A third Anglican province apart from Canterbury and York, with an independent archbishop and its own hierarchy separate from the rest of the Church of England, in which all the faithful contrary to the ordination of women bishops could find a home: the proposal is made by the archbishop of York David Hope, second in importance only to the Primate Rowan Williams. By making this statement, Hope has re-opened an old division in Anglicanism, that of the ordination of women. Ten years ago, when the Church of England began to ordain women pastors, two special bishops, the so-called “flying bishops”, were chosen to provide pastoral care to those faithful contrary to the ordination of women.
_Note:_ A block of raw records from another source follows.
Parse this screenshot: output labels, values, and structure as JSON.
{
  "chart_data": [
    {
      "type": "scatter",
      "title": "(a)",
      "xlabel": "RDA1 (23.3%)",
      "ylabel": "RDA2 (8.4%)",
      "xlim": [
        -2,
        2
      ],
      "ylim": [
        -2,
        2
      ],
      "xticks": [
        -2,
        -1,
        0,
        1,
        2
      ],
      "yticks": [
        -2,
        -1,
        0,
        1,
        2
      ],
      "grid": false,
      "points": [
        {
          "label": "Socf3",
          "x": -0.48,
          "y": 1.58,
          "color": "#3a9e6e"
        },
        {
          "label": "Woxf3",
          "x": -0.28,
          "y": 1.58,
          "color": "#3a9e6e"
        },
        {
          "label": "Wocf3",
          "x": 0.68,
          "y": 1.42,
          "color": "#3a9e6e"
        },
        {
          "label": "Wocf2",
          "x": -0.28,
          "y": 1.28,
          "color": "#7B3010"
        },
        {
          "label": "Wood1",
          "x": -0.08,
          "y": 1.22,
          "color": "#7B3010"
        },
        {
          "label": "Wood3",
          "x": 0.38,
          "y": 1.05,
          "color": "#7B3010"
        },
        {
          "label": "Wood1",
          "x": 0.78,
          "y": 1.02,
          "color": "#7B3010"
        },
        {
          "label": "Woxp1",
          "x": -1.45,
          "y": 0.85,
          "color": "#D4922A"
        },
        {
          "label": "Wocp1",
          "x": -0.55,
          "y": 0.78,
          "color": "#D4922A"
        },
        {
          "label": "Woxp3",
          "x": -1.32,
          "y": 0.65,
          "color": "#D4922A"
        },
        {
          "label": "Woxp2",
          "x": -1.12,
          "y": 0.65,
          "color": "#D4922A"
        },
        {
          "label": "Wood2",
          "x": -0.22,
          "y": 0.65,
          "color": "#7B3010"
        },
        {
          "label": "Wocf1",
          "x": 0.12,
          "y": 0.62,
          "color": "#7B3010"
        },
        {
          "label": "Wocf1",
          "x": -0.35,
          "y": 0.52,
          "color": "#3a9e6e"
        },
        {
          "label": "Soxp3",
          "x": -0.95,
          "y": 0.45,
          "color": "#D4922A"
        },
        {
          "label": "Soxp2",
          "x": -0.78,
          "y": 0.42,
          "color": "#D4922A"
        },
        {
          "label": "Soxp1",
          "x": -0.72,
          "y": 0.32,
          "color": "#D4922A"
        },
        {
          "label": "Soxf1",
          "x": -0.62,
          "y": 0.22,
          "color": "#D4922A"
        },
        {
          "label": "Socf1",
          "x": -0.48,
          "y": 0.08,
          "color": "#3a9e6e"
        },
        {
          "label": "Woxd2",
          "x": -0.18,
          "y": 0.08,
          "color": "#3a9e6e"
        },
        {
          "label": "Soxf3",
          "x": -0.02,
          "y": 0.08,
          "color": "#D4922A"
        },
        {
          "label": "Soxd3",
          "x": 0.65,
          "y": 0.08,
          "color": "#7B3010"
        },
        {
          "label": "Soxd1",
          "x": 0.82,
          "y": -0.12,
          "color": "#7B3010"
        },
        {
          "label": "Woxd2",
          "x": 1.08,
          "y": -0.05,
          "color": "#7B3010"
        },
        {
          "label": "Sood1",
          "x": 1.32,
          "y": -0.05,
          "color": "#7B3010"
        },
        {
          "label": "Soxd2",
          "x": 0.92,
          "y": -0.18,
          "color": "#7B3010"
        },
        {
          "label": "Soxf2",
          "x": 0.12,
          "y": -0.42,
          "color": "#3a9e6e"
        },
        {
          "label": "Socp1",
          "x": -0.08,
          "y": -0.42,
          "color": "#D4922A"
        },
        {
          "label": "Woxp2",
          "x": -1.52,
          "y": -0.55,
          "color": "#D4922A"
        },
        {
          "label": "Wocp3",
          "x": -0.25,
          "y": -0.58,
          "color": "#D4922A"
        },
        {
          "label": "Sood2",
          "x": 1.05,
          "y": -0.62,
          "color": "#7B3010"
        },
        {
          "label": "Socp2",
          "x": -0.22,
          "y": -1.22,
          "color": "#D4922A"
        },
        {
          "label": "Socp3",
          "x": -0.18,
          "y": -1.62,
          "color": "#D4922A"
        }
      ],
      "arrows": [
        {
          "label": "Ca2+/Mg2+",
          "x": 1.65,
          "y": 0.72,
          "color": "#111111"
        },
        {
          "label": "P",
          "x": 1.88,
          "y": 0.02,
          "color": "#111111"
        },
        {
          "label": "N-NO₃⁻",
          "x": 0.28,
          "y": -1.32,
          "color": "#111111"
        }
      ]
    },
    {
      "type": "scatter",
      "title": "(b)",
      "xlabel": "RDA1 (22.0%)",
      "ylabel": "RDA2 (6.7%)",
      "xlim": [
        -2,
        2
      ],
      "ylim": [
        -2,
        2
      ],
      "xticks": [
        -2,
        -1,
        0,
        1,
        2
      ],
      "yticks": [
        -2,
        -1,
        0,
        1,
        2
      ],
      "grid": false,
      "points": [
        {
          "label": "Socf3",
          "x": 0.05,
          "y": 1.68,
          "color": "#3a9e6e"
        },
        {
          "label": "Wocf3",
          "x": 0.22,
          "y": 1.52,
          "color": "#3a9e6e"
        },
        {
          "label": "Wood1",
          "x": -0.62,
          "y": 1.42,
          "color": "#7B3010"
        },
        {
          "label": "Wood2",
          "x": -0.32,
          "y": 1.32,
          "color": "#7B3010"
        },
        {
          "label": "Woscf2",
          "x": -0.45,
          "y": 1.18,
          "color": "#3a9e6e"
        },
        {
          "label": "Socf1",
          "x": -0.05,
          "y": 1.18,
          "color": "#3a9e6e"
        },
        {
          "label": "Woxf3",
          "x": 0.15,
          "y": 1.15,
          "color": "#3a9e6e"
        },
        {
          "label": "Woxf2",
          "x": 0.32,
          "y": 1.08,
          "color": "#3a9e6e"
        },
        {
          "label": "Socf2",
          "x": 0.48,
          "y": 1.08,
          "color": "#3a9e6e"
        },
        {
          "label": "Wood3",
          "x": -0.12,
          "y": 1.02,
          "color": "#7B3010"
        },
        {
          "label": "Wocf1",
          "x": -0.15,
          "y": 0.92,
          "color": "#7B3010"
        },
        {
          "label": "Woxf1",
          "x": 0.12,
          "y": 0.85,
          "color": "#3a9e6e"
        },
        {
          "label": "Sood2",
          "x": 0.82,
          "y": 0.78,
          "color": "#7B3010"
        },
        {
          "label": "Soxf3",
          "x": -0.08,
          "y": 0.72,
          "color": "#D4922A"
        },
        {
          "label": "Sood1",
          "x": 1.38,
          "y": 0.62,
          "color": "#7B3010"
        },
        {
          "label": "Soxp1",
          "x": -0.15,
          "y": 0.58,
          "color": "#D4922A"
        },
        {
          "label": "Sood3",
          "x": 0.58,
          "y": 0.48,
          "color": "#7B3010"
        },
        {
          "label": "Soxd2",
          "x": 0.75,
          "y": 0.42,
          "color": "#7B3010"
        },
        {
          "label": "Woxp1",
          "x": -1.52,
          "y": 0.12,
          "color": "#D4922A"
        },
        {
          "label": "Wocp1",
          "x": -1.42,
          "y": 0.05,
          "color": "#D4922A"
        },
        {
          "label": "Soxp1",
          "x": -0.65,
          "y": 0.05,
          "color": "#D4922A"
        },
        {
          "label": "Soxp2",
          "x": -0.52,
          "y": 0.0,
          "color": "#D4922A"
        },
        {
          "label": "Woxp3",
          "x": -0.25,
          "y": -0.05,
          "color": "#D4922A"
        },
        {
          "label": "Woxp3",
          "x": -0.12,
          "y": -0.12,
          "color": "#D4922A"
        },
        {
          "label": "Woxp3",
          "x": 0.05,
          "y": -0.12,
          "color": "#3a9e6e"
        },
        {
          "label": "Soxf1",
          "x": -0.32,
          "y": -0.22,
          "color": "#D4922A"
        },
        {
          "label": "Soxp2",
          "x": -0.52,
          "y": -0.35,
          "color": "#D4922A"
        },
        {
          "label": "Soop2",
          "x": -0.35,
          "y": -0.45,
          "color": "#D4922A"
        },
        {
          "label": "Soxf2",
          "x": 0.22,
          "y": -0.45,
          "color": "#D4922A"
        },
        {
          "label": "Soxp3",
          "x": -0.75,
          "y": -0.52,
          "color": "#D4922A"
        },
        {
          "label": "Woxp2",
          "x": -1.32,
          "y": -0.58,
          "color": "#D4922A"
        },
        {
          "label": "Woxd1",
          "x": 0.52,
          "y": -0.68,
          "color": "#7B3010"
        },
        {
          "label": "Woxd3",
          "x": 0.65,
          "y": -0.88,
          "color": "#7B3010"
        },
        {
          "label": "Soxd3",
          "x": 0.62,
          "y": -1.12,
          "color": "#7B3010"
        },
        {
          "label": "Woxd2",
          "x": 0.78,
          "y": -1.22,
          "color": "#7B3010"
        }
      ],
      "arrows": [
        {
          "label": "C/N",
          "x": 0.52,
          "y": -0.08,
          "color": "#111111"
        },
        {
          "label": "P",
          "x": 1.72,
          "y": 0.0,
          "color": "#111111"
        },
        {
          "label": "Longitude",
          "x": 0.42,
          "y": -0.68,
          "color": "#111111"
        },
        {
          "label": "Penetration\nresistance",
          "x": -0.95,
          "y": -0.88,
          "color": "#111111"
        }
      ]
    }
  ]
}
Hope is now asking for an even more radical shake-up, with the creation of a third archdiocese. The archbishop of York is an Anglo-Catholic, in other words a member of the so-called “High Church” wing of the Church of England that is closer to Rome and contrary to the ordination of women. The opponents of Hope are the liberal and evangelical wings of the Church of England who argue that a third province would be tantamount to a de facto schism of the Church of England. A commission chaired by the bishop of Rochester Michael Nazir-Ali is meanwhile studying the question of the possible ordination of women bishops, but will not report to the Anglican General Synod before the end of the year.